Under Brown, the Kings operate one of the most efficient offenses in recent memory and average 121 points per game. They’re also 23-16 on the road; only the Bucks and Celtics have more road wins, which is great company for a Kings team that’s relatively young. And they haven’t had a losing streak longer than two games since they stumbled from the gate back in October.
It wouldn’t be a stretch to suggest Brown’s success with the Kings is partly due to lessons learned from failure, like most coaches before him. For example, Monty Williams was often rigid and temperamental during his run with the Pelicans, yet more mellow and open to suggestions now with the Suns. He’s better off for it. Same for Thibodeau, who after success in Chicago bore the scars from a brief stop in Minnesota before elevating the current Knicks to respectability.
Even the Hall of Famers — Pat Riley, Don Nelson, Larry Brown, George Karl — all grew smarter after getting fired. It’s the circle of life in coaching, where lessons learned are lessons applied at the next stop.

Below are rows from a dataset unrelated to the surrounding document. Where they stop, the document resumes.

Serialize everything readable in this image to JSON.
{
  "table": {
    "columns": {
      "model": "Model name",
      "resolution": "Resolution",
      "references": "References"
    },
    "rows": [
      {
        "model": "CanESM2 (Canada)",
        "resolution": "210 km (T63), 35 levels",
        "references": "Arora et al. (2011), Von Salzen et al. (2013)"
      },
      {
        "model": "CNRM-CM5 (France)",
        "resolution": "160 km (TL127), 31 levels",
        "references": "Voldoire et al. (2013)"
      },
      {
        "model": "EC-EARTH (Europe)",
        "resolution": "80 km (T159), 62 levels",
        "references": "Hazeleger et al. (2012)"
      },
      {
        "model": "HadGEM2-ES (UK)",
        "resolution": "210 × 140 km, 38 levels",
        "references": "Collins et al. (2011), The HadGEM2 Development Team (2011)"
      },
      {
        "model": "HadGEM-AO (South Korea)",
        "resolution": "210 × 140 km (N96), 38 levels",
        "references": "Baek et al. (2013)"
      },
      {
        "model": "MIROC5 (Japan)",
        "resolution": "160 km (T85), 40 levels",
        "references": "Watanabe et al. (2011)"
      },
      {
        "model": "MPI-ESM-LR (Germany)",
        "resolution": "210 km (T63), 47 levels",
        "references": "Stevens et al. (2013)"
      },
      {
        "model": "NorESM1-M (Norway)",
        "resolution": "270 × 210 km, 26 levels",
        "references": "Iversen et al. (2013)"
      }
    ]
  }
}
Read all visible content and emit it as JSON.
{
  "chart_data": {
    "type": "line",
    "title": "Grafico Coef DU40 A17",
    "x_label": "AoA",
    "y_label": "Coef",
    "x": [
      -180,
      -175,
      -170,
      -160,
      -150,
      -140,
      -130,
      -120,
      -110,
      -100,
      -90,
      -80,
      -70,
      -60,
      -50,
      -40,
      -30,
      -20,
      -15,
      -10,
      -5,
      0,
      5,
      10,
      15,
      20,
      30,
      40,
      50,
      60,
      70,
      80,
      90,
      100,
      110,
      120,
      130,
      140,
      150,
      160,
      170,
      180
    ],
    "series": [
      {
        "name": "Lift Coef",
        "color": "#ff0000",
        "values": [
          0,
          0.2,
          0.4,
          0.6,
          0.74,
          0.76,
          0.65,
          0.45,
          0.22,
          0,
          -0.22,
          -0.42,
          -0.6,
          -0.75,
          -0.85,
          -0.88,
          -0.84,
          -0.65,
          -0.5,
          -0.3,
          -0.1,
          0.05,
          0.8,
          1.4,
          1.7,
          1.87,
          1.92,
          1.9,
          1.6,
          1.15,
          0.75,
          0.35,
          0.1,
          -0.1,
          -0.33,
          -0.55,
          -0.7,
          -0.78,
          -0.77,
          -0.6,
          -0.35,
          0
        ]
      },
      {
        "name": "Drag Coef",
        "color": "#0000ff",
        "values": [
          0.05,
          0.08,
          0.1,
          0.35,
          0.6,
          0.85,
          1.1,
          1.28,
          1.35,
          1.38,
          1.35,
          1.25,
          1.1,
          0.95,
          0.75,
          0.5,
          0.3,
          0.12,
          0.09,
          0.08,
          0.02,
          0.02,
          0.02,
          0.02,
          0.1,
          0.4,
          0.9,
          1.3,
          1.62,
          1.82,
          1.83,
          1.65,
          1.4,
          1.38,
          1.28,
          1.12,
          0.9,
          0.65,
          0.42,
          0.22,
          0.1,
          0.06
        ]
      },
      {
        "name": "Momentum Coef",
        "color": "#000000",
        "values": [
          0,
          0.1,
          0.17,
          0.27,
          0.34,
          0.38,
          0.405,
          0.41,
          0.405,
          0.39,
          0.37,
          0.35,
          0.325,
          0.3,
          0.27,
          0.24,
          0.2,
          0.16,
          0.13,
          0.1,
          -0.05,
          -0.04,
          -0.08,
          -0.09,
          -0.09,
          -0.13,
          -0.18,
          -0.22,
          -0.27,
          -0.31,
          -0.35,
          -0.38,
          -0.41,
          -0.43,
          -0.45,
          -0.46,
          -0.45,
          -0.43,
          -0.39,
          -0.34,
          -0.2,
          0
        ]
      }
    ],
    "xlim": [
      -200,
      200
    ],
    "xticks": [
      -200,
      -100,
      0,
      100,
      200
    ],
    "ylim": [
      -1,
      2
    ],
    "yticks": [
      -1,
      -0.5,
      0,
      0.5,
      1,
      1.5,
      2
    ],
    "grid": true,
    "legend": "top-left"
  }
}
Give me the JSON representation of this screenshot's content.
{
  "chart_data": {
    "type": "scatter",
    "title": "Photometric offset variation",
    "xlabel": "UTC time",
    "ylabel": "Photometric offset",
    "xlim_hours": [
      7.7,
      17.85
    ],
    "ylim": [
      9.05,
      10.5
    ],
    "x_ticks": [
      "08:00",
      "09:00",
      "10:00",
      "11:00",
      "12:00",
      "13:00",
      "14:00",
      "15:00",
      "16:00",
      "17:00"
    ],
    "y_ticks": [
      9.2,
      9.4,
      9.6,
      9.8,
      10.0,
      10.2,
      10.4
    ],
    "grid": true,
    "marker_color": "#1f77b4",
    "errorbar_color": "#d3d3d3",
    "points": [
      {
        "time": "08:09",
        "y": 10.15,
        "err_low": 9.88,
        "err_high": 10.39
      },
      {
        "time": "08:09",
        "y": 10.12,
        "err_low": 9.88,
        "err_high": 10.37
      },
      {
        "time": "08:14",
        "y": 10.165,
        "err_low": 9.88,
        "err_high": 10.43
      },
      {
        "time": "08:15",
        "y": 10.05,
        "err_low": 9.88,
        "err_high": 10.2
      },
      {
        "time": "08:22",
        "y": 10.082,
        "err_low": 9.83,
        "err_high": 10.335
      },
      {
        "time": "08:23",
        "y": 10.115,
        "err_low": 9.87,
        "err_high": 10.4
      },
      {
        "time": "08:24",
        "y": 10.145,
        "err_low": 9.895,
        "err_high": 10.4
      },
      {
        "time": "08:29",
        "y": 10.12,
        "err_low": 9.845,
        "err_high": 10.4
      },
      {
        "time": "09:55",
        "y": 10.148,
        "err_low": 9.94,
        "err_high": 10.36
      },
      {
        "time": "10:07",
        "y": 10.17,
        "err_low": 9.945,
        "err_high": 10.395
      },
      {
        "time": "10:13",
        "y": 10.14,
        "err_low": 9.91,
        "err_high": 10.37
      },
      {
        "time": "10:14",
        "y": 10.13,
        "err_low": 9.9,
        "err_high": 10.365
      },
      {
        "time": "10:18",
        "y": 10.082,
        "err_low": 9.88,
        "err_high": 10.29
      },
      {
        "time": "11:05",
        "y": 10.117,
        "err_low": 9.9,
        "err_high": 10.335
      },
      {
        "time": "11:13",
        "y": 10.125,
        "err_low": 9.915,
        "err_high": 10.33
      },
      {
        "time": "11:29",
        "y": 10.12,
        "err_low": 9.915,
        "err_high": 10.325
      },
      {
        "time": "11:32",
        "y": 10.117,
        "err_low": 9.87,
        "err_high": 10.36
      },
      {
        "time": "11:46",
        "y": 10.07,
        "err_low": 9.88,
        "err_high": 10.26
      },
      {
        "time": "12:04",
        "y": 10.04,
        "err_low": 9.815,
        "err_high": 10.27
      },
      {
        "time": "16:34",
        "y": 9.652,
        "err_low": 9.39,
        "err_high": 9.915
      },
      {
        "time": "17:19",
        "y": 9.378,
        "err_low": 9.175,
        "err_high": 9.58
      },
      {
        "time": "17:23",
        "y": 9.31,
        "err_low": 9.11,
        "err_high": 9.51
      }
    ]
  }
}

Brown had a strong hunch he’d have another chance, “I just didn’t know when and where.”
In the meantime, he was in a superb position, as the lead assistant with the Warriors and to Kerr, a long-time friend from back in their days with the Spurs. Brown helped fortify the Warriors’ defense, which was so instrumental during their championship run last season, especially against Luka Doncic and the Mavericks in the Western Conference finals, then the NBA Finals against Jayson Tatum and the Celtics.
Kerr’s respect for Brown runs so deep that Brown never had to worry about a paycheck.
“I always told him, he had a job next to me for life, as long as I was here,” Kerr said. “He suited me perfectly. I was thrilled for the opportunity he got (with the Kings) and then I thought, how am I going to replace him? He was that valuable.”
Brown was, in the words of Kerr, tremendous as an assistant coach for the Warriors. But how would he fare as a head coach again? Very often in the NBA, coaches get stigmatized, fair or not, as being quality assistants and nothing more. Even worse, once they get two or three cracks at head coaching jobs, they fall into retread territory, which becomes a bottomless pit.
Brown, it seems, is none of that. He found his calling, his spot. And it’s Sacramento, where the Kings needed a coach who could develop young talent and instill confidence not only in the locker room, but a city starved for a winner like none other in the NBA.
“We can win here,” Brown said. “We can win with what we have.”